The three MPs plan to write to cancer specialists asking them for data on the medical history of women diagnosed with breast cancer.
They hope that this will either prove or disprove the link with abortion.
Ms Curtis-Thomas told the BBC that, in 37 studies carried out since the 1950s, 28 had returned a result which suggested an increased of breast cancer following abortion.
She said: "We want to see whether or not the UK experience either supports or refutes this evidence.
"The risk as far as we are able to see is approximately double, and there are a huge number of young women choosing abortion in this country."
The MP's claim of a doubled risk appears similar to the findings of a controversial study funded by the anti-abortion charity Life.
This study was condemned as "mischief making" by some cancer scientists.
Professor Stuart Donnan, from Manchester University, said: "The statistics aren't nearly as clear as Ms Curtis-Thomas would have us think."

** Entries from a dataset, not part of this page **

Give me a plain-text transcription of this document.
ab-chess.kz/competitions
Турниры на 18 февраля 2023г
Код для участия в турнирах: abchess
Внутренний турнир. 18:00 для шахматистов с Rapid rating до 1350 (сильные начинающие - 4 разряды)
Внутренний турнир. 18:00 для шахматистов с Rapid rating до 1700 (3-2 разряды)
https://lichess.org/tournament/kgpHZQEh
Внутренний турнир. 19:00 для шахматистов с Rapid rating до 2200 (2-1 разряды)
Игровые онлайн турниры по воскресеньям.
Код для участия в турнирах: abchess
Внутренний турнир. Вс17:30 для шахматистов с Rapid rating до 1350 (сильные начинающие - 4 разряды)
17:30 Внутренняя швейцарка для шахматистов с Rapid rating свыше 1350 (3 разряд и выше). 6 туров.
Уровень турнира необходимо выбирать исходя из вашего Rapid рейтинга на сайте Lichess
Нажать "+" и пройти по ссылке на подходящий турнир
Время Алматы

He said that while some studies did show an increased risk, others actually suggested that abortion might cut the chances of developing breast cancer.
In addition, he said, the fact that no study had ever found a link between spontaneous miscarriage and breast cancer risk undermined the theory that disruption to hormone levels was the mechanism behind any increase.
He said: "If a survey is done properly I'm all in favour - but I don't think this is the right way to do it.
"If this done in a haphazard way - I know that Ms Curtis-Thomas is a scientist and knows that half-hearted research actually produces confusion. "
He said that the research community itself was looking at the issue.
The number of breast cancer cases is rising steadily - and doctors do not fully understand the reasons why.
One suggestion is that the modern trend of delaying motherhood is responsible for a slightly increased risk.
Christine Fogg, joint chief executive of the charity Breast Cancer Care said: "Current research has consistently failed to show any link between induced or spontaneous abortions and breast cancer risk.
"The women we talk to every day who are living with breast cancer face a phenomenal amount of distress and anxiety.
"Scare stories, like this one, that offer no real evidence, will exacerbate that anxiety for many women, by suggesting that their life choices and behaviours could be to blame for their illness.
"We want to reassure women that there is no proven link between abortion and the risk of breast cancer and that age remains the strongest risk factor for breast cancer."